Playing Doctor

Initial Visit?

Tuesday, August 16

The Teaches of Peaches

In my clinic this morning, I saw a patient who usually argues with me about her care, arguing that my approach was wrong, no matter what problem she had.

This isn’t the typical, ‘Is there some way I can take fewer/cheaper medications?’ or ‘How important is this test/medication?’ It’s complaining about the approach to the problem. If I recommend a test, she wants therapy without any workup at all. If I suggest a therapy, she wants a battery of tests before taking so much as an aspirin.

She approached her health care the way persnickety people approach a menu. ‘I want the Cobb salad, but with no lettuce, and a double helping of ACE inhibitors, no x-rays, but I’d like a pulmonology referral and an MRI. And I want the dressing on the side.’ It’s tricky explaining to a patient why the treatment plan they came up with from reading the internet is inappropriate. It’s often like explaining to a teenager why they can’t have a flame thrower.

This woman was fairly sick when I met her, uncontrolled diabetes and high blood pressure as well as a few other miscellaneous unresolved problems. (Her last physician allowed her to dictate the treatment plan. Which is, admittedly, much easier than trying to actually control her illnesses)

Over the past year and a half, we made progress on her problems, even she admitted that. But every time I saw her, she would give me these exasperated sighs to let me know she thought of me as an incompetent fool who was simply a tool to get to her prescription drugs.
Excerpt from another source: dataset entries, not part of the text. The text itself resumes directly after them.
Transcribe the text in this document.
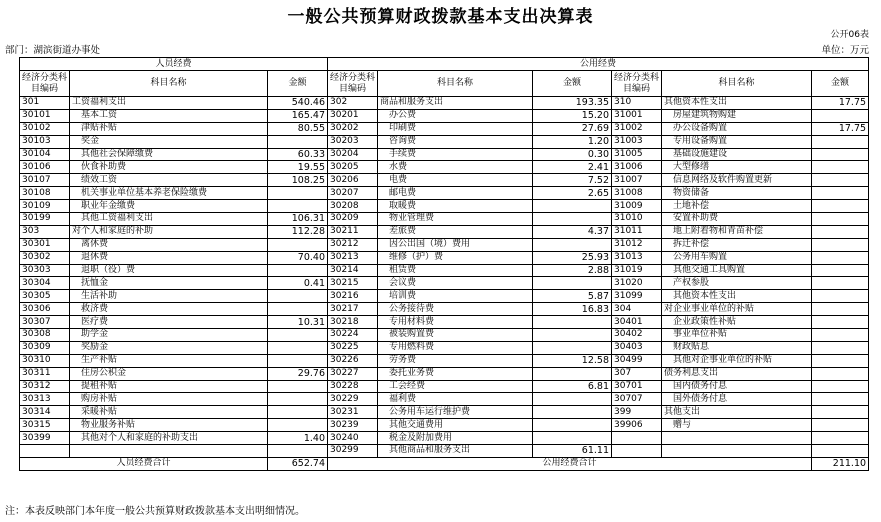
一般公共预算财政拨款基本支出决算表
公开06表
部门：湖滨街道办事处	单位：万元
人员经费			公用经费					
经济分类科目编码	科目名称	金额	经济分类科目编码	科目名称	金额	经济分类科目编码	科目名称	金额
301	工资福利支出	540.46	302	商品和服务支出	193.35	310	其他资本性支出	17.75
30101	基本工资	165.47	30201	办公费	15.20	31001	房屋建筑物购建	
30102	津贴补贴	80.55	30202	印刷费	27.69	31002	办公设备购置	17.75
30103	奖金		30203	咨询费	1.20	31003	专用设备购置	
30104	其他社会保障缴费	60.33	30204	手续费	0.30	31005	基础设施建设	
30106	伙食补助费	19.55	30205	水费	2.41	31006	大型修缮	
30107	绩效工资	108.25	30206	电费	7.52	31007	信息网络及软件购置更新	
30108	机关事业单位基本养老保险缴费		30207	邮电费	2.65	31008	物资储备	
30109	职业年金缴费		30208	取暖费		31009	土地补偿	
30199	其他工资福利支出	106.31	30209	物业管理费		31010	安置补助费	
303	对个人和家庭的补助	112.28	30211	差旅费	4.37	31011	地上附着物和青苗补偿	
30301	离休费		30212	因公出国（境）费用		31012	拆迁补偿	
30302	退休费	70.40	30213	维修（护）费	25.93	31013	公务用车购置	
30303	退职（役）费		30214	租赁费	2.88	31019	其他交通工具购置	
30304	抚恤金	0.41	30215	会议费		31020	产权参股	
30305	生活补助		30216	培训费	5.87	31099	其他资本性支出	
30306	救济费		30217	公务接待费	16.83	304	对企业事业单位的补贴	
30307	医疗费	10.31	30218	专用材料费		30401	企业政策性补贴	
30308	助学金		30224	被装购置费		30402	事业单位补贴	
30309	奖励金		30225	专用燃料费		30403	财政贴息	
30310	生产补贴		30226	劳务费	12.58	30499	其他对企事业单位的补贴	
30311	住房公积金	29.76	30227	委托业务费		307	债务利息支出	
30312	提租补贴		30228	工会经费	6.81	30701	国内债务付息	
30313	购房补贴		30229	福利费		30707	国外债务付息	
30314	采暖补贴		30231	公务用车运行维护费		399	其他支出	
30315	物业服务补贴		30239	其他交通费用		39906	赠与	
30399	其他对个人和家庭的补助支出	1.40	30240	税金及附加费用				
			30299	其他商品和服务支出	61.11			
人员经费合计		652.74	公用经费合计					211.10
注：本表反映部门本年度一般公共预算财政拨款基本支出明细情况。
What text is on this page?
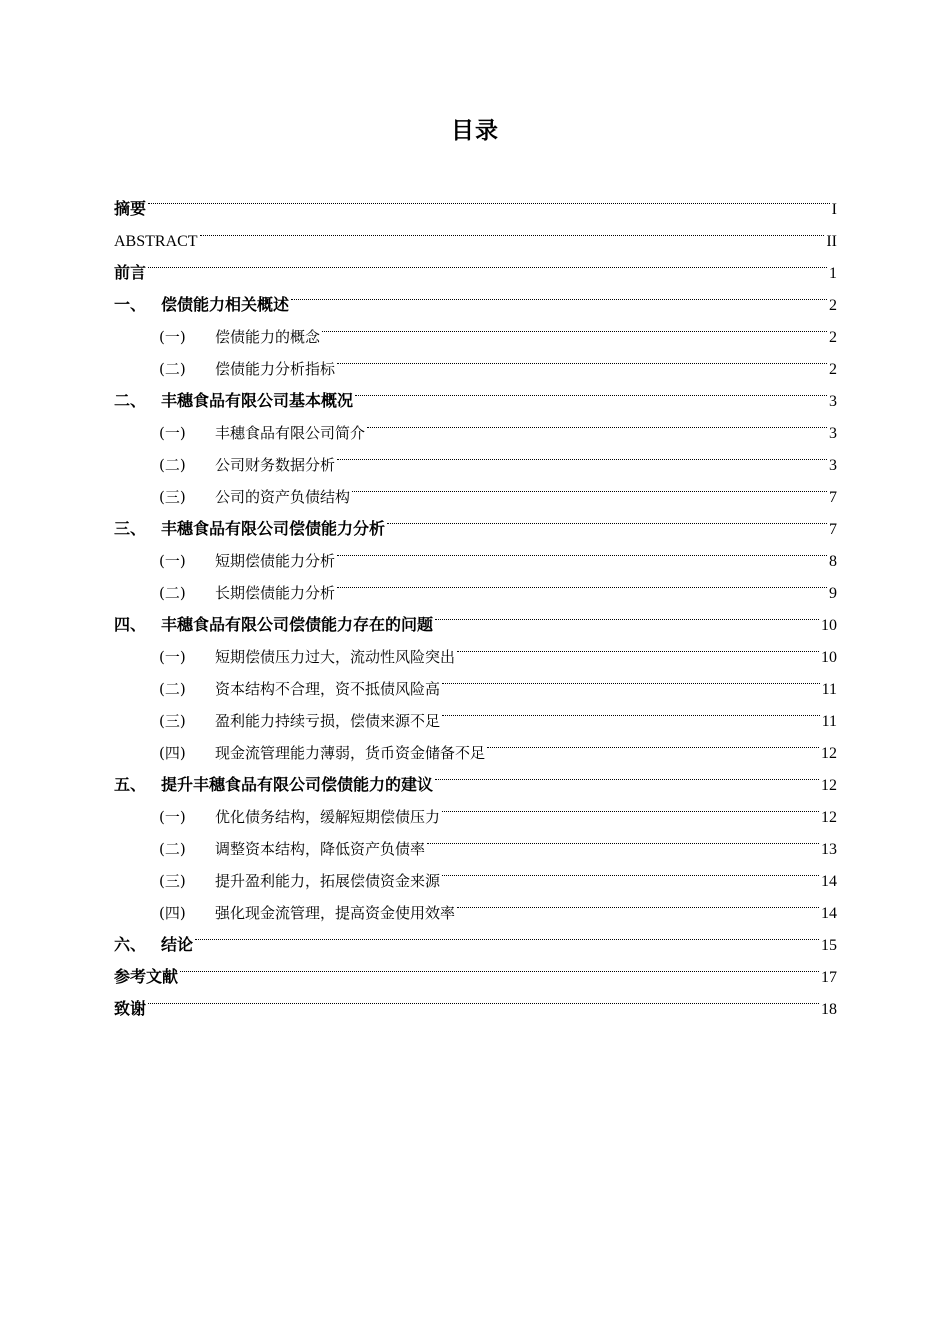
目录
摘要	I
ABSTRACT	II
前言	1
一、 偿债能力相关概述	2
(一)	偿债能力的概念	2
(二)	偿债能力分析指标	2
二、 丰穗食品有限公司基本概况	3
(一)	丰穗食品有限公司简介	3
(二)	公司财务数据分析	3
(三)	公司的资产负债结构	7
三、 丰穗食品有限公司偿债能力分析	7
(一)	短期偿债能力分析	8
(二)	长期偿债能力分析	9
四、 丰穗食品有限公司偿债能力存在的问题	10
(一)	短期偿债压力过大，流动性风险突出	10
(二)	资本结构不合理，资不抵债风险高	11
(三)	盈利能力持续亏损，偿债来源不足	11
(四)	现金流管理能力薄弱，货币资金储备不足	12
五、 提升丰穗食品有限公司偿债能力的建议	12
(一)	优化债务结构，缓解短期偿债压力	12
(二)	调整资本结构，降低资产负债率	13
(三)	提升盈利能力，拓展偿债资金来源	14
(四)	强化现金流管理，提高资金使用效率	14
六、 结论	15
参考文献	17
致谢	18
Today, even though I was over an hour late for her appointment, she was peaches with me, smiling and agreeing with everything I suggested.

I couldn’t figure out why things were going so smoothly, but at the end of the visit she explained the difference. She had been in the ED two months previously.
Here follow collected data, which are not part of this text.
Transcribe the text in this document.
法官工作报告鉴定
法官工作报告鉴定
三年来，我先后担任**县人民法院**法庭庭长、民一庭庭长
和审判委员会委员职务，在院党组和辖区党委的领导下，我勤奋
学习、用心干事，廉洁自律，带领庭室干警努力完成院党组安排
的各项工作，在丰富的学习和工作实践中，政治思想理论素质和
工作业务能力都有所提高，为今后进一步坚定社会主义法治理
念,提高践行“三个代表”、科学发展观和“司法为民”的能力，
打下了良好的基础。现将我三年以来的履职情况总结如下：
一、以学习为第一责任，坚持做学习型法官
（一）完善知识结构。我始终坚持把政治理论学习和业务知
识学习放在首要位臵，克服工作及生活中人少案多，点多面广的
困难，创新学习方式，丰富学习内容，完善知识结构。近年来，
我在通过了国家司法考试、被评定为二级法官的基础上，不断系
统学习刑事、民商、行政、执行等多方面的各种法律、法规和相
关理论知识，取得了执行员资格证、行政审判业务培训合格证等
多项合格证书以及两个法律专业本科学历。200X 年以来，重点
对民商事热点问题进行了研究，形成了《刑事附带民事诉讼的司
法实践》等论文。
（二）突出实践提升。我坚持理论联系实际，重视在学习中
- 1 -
‘They asked me if I had some illness and I told them that I didn’t know, complaining that my doctor had never tested me for it. They asked me who my physician was. When I gave them your name, they chastised me. They said I had a good physician and that I was lucky to have you.’

I wasn’t sure what I was happier about, the compliment or the lack of argument.


Blogger dan writes:

Diddle my skittle.

That's an awesome compliment. Your contemporaries dig you. I had a similar yet more awkward experience when I was drunk this weekend and bumped into my boss. It's amazing the praise and compliments that a little tequila will knock loose. Sincere? Who knows, but I'm taking them at face value.